B. Example Python snippet (requests-based harness)

Here’s a minimal Python example of posting that JSON to SpiraTest:

import requests
from datetime import datetime

SPIRA_URL = "https://yourcompany.spiraservice.net"
PROJECT_ID = 5
TEST_CASE_ID = 123
TEST_SET_ID = 42

USERNAME = "your.spira.username"
API_KEY = "your-spira-api-key"

def post_esp32_temperature_run(device_serial, firmware, measured_temp, nominal=25.0):
    delta = measured_temp - nominal
    status_id = 2 if abs(delta) <= 0.5 else 3  # 2 = Passed, 3 = Failed (example)

    now = datetime.utcnow().isoformat(timespec="seconds")

    payload = {
        "ProjectId": PROJECT_ID,
        "TestCaseId": TEST_CASE_ID,
        "TestSetId": TEST_SET_ID,
        "ExecutionStatusId": status_id,
        "TesterId": None,  # Or a specific user ID if you want
        "StartDate": now,
        "EndDate": now,
        "Description": f"Automated ESP32 temperature test at {nominal}°C.",
        "CustomProperties": [
            {"PropertyId": 101, "StringValue": device_serial},        # Device Serial
            {"PropertyId": 104, "StringValue": firmware},             # Firmware Version
            {"PropertyId": 108, "StringValue": f"{nominal}°C"},       # Nominal Condition
            {"PropertyId": 109, "DecimalValue": measured_temp},       # Measured_Value_Primary
            {"PropertyId": 111, "DecimalValue": delta}                # Delta from Spec
        ],
        "TestRunSteps": [
            {
                "TestStepId": 1,
                "ExecutionStatusId": status_id,
                "ActualResult": (
                    f"Measured {measured_temp:.2f}°C vs nominal {nominal:.2f}°C "
                    f"(Δ = {delta:.2f}°C)."
                )
            }
        ]
    }

    url = f"{SPIRA_URL}/Services/v6_0/RestService.svc/projects/{PROJECT_ID}/test-runs"
    response = requests.post(url, json=payload, auth=(USERNAME, API_KEY))

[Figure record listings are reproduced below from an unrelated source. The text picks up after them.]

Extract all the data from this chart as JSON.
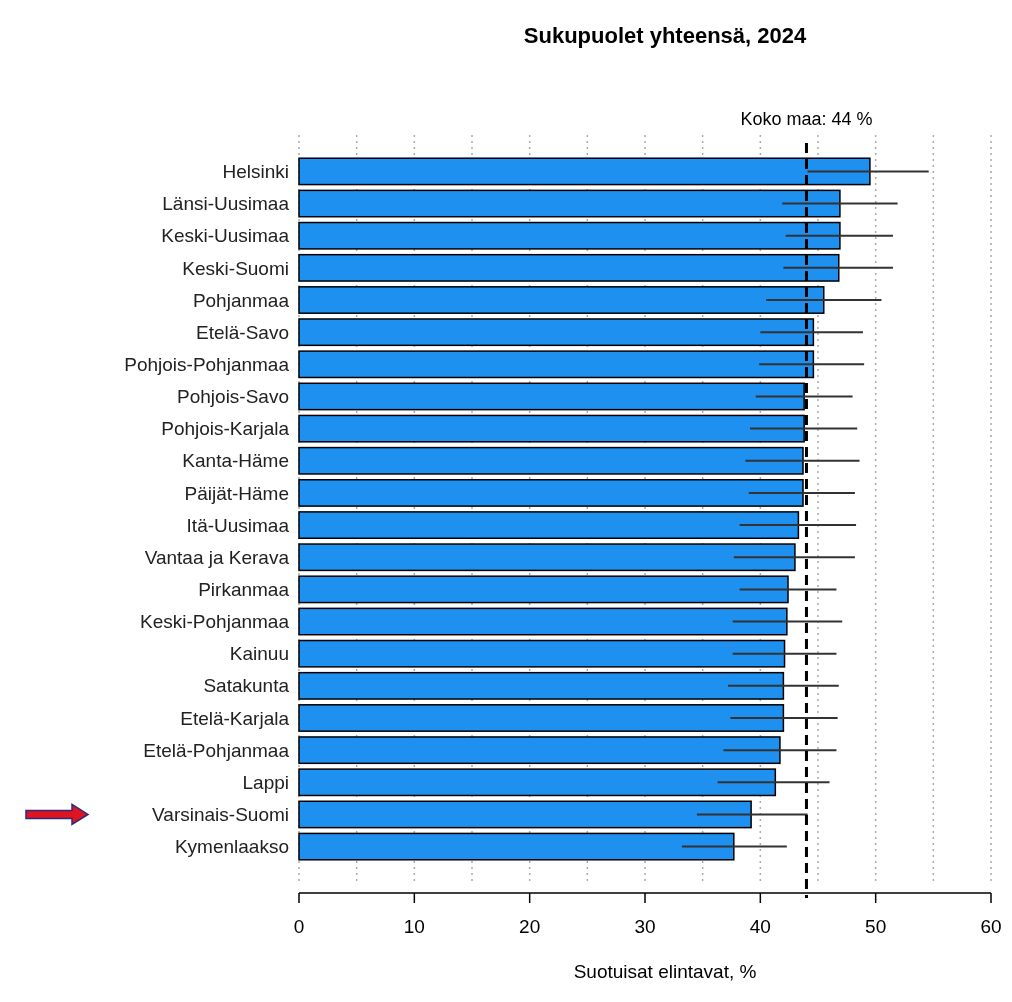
{
  "chart_data": {
    "type": "bar",
    "orientation": "horizontal",
    "title": "Sukupuolet yhteensä, 2024",
    "xlabel": "Suotuisat elintavat, %",
    "categories": [
      "Helsinki",
      "Länsi-Uusimaa",
      "Keski-Uusimaa",
      "Keski-Suomi",
      "Pohjanmaa",
      "Etelä-Savo",
      "Pohjois-Pohjanmaa",
      "Pohjois-Savo",
      "Pohjois-Karjala",
      "Kanta-Häme",
      "Päijät-Häme",
      "Itä-Uusimaa",
      "Vantaa ja Kerava",
      "Pirkanmaa",
      "Keski-Pohjanmaa",
      "Kainuu",
      "Satakunta",
      "Etelä-Karjala",
      "Etelä-Pohjanmaa",
      "Lappi",
      "Varsinais-Suomi",
      "Kymenlaakso"
    ],
    "values": [
      49.5,
      46.9,
      46.9,
      46.8,
      45.5,
      44.6,
      44.6,
      43.8,
      43.8,
      43.7,
      43.7,
      43.3,
      43.0,
      42.4,
      42.3,
      42.1,
      42.0,
      42.0,
      41.7,
      41.3,
      39.2,
      37.7
    ],
    "errors": [
      [
        44.1,
        54.6
      ],
      [
        41.9,
        51.9
      ],
      [
        42.2,
        51.5
      ],
      [
        42.0,
        51.5
      ],
      [
        40.5,
        50.5
      ],
      [
        40.0,
        48.9
      ],
      [
        39.9,
        49.0
      ],
      [
        39.6,
        48.0
      ],
      [
        39.1,
        48.4
      ],
      [
        38.7,
        48.6
      ],
      [
        39.0,
        48.2
      ],
      [
        38.2,
        48.3
      ],
      [
        37.7,
        48.2
      ],
      [
        38.2,
        46.6
      ],
      [
        37.6,
        47.1
      ],
      [
        37.6,
        46.6
      ],
      [
        37.2,
        46.8
      ],
      [
        37.4,
        46.7
      ],
      [
        36.8,
        46.6
      ],
      [
        36.3,
        46.0
      ],
      [
        34.5,
        44.1
      ],
      [
        33.2,
        42.3
      ]
    ],
    "color": "#1e90f0",
    "xlim": [
      0,
      60
    ],
    "xticks": [
      0,
      {
        "value": 5,
        "label": null
      },
      10,
      {
        "value": 15,
        "label": null
      },
      20,
      {
        "value": 25,
        "label": null
      },
      30,
      {
        "value": 35,
        "label": null
      },
      40,
      {
        "value": 45,
        "label": null
      },
      50,
      {
        "value": 55,
        "label": null
      },
      60
    ],
    "grid": "x",
    "ref_lines": [
      {
        "axis": "x",
        "value": 44,
        "label": "Koko maa: 44 %",
        "color": "#000000",
        "line_style": "dashed"
      }
    ]
  }
}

    response.raise_for_status()
    return response.json()

# Example usage
if __name__ == "__main__":
    result = post_esp32_temperature_run(
        device_serial="ESP32-BOARD-0007",
        firmware="v1.3.2",
        measured_temp=24.7
    )
    print("Created test run:", result)
You’d plug this into your existing test harness that reads from the ESP32 (serial/Wi-Fi/etc.), then call post_esp32_temperature_run() with the real measured values.